On the Electoral Expenses
Although there is the regulation of electoral expenses, the open secret is that the costs that politicians incur to get elected into executive and legislative offices are increasingly becoming prohibitive. Electoral expenses now run into hundreds of millions and billions.
If things were this way in 1979 some of the eminent politicians who got elected as governors and senators would never be in power. Some just left their jobs as school principals , civil servants and professionals employed by private companies to go into politics. Even President Shehu Shagari, who emerged as president in the election, was not a billionaire. With their modest means, the political parties were able to foot the bills of the campaigns.
The constitution provides that all suitably qualified persons can contest elections on the platform of their chosen political parties. For instance, to contest election for the office of the president, Chapter 6, Part 1, Section 131 of the 1999 Constitution says that the candidate must have the following qualifications: Nigerian citizenship, age of 40; membership of a political party and education up to the school certificate level.
However, many Nigerians who have the forgoing qualifications and are desirous of serving their country at the highest level cannot afford the huge of costs of elections.
Chief Afe Babalola, a Senior Advocate of Nigeria and founder of the Afe Babalola University, Ado Ekiti, spoke about this trend recently.
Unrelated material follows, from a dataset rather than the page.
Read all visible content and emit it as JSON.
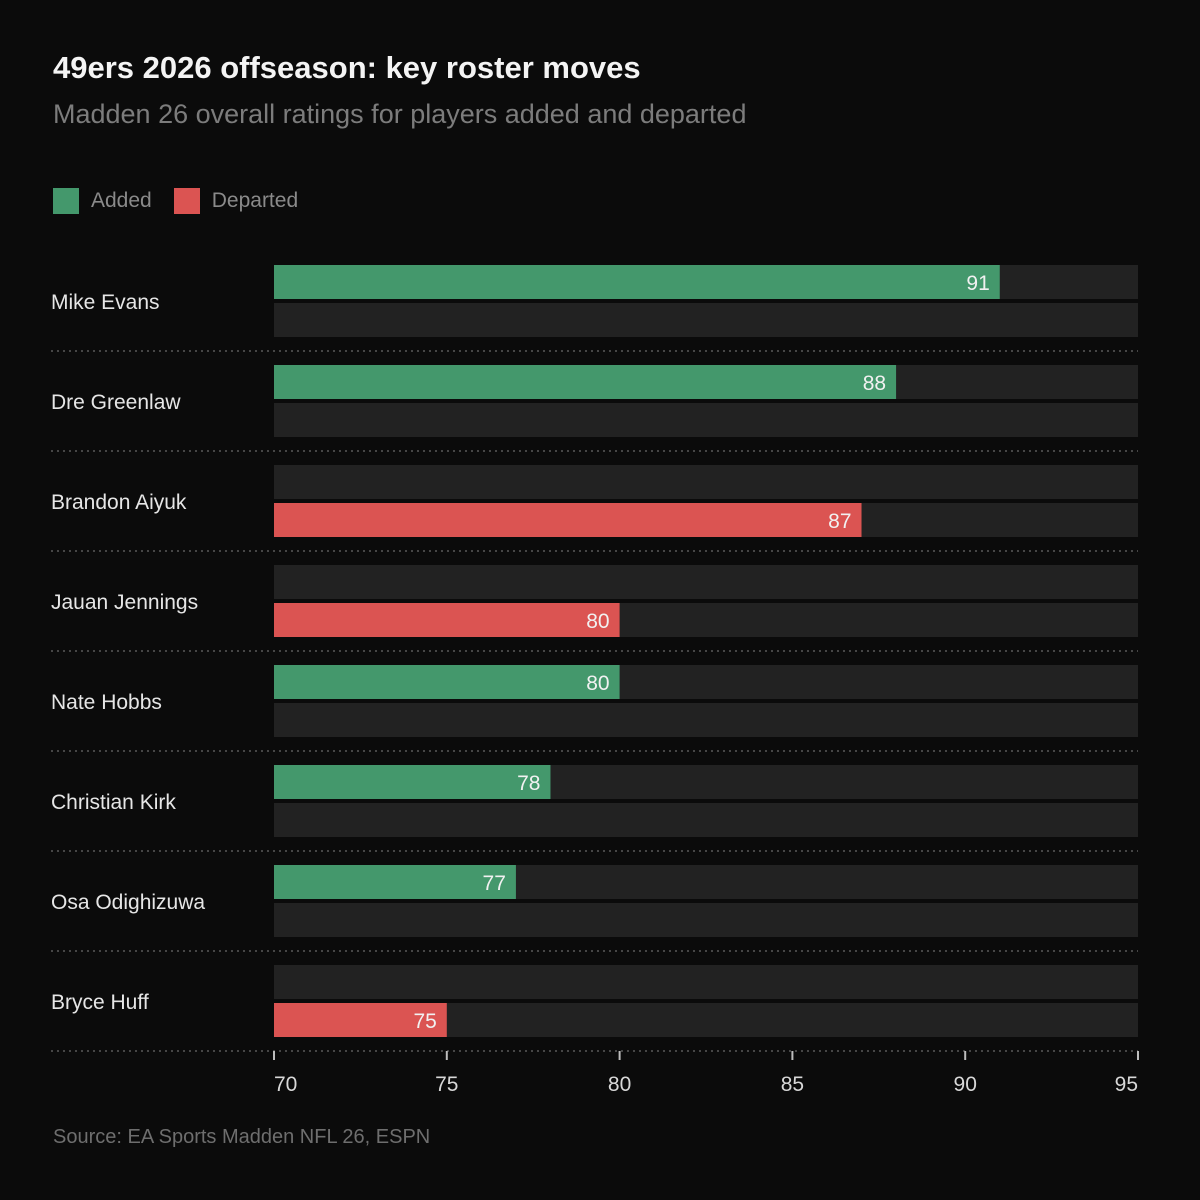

He said as the highest tax payer in Ekiti State, he could not dare contest presidential election because of the costs.
This element of prohibitive electoral costs poses a serious limitation on the flourishing of liberal democracy in the land. Some cynics may dismiss this observation on the ground that “elections are expensive everywhere.” To deepen democracy, the matter should not be glossed over at all. It is even hypocritical for the enthusiasts of liberal democracy at the level of theory to gloss it over. This exclusionary poltical culture should be a matter for rigorous interrogation. The liberal slogan that “you can vote and be voted for” should be seriously qualified. That is what the reality suggests. For you can only be voted for if you have money or you have sponsors who have enough money to pay the bills. Whereas the poor have the right to vote, it is only the rich or those supported by the rich who can seriously be talking of being voted for by the electorate. Well, maybe the voters in the 21st Century are luckier. That is looking at the history of western liberal democracy. Once upon a time, ownership of property was a condition to be qualified as a voter just as those of the female gender were once not qualified to vote. This underlying class dimension is not often discussed when the beauty of liberal democracy is celebrated by theorists.
Meanwhile, another practical aspect of electoral expenses that should interest Aare Afe Babalola is the cost of electoral litigation especially when the outcomes of elections are contested in courts. Some politicians have said that they spent more money to sustain the cases at the tribunals than they spent in the pre-election activities.
Perhaps, the first step to take in reducing the cost of elections is to ensure that as much as possible elections are determined at the polling booths and not in the court rooms.